Come non rilevare che questo testo, espressione di uno dei più insigni pensatori di tutti i tempi, è patrimonio della sapienza universale, e proprio nel crocifisso cristiano ha trovato la sua attuazione?

Si vorrebbe quindi escludere proprio il segno che rappresenta, secondo Platone, la giustizia dell'umanità?

Concludiamo con un testo di Natalia Ginzburg: « Il crocifisso è il segno del dolore umano.

La corona di spine, i chiodi, evocano le sue sofferenze.

La croce che pensiamo alta in cima al monte, è il segno della solitudine nella morte.

Non conosco altri segni che diano con tanta forza il senso del nostro umano destino.

Il crocifisso fa parte della storia del mondo.

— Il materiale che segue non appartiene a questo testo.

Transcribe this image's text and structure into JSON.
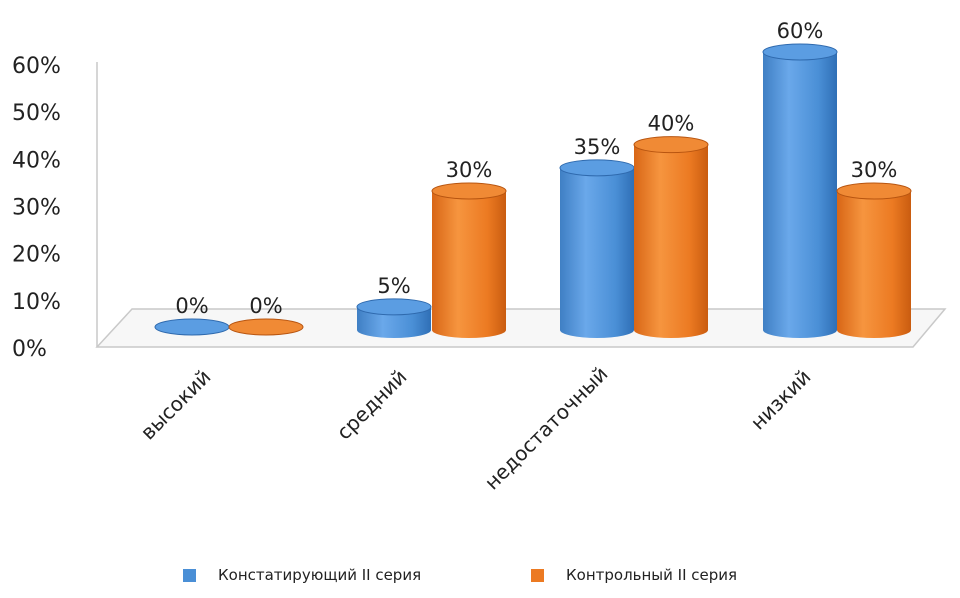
{
  "chart_data": {
    "type": "bar",
    "style": "3d-cylinder",
    "categories": [
      "высокий",
      "средний",
      "недостаточный",
      "низкий"
    ],
    "series": [
      {
        "name": "Констатирующий  II серия",
        "values": [
          0,
          5,
          35,
          60
        ],
        "labels": [
          "0%",
          "5%",
          "35%",
          "60%"
        ],
        "color": "#4a8fd6"
      },
      {
        "name": "Контрольный    II серия",
        "values": [
          0,
          30,
          40,
          30
        ],
        "labels": [
          "0%",
          "30%",
          "40%",
          "30%"
        ],
        "color": "#ec7a22"
      }
    ],
    "yticks": [
      "0%",
      "10%",
      "20%",
      "30%",
      "40%",
      "50%",
      "60%"
    ],
    "ylim": [
      0,
      60
    ],
    "legend_position": "bottom",
    "grid": false
  }
}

Per i cattolici, Gesù Cristo è il figlio di Dio.

Per i non cattolici, può essere semplicemente l'immagine di uno che è stato venduto, tradito, martoriato ed è morto sulla croce per amore di Dio e del prossimo ».4

Non occorrono altre parole, specie per noi che adoriamo il Crocifisso come Figlio di Dio, per contemplarlo, pregarlo, esprimergli il nostro amore, riponendo le nostre sofferenze nelle sue, per le vocazioni sacerdotali, religiose e laicali, e anche in spirito di riparazione per le offese che continuano ad essergli rivolte.


1 Le citazioni di questo articolo - salvo quella di Platone - sono state tratte dagli ampi servizi dedicati all'argomento dai quotidiani « Avvenire » del 4 e di 5 novembre u. sc., segnatamente alle recensioni di Salvatore Mazza, che ringraziamo.

2 Trattasi del libro « Il sale della terra. Cristianesimo e Chiesa cattolica nel XXI secolo » ( San Paolo ), edito la prima volta nel 1996, citato da « Avvenire ».

3 J. Ratzinger, « Introduzione al Cristianesimo », Queriniana, pagg. 282 - 283.

Il brano di Platone è tratto da Politela II, 361e - 362°.

4 Testo pubblicato su L'Unità del 22 marzo 1988.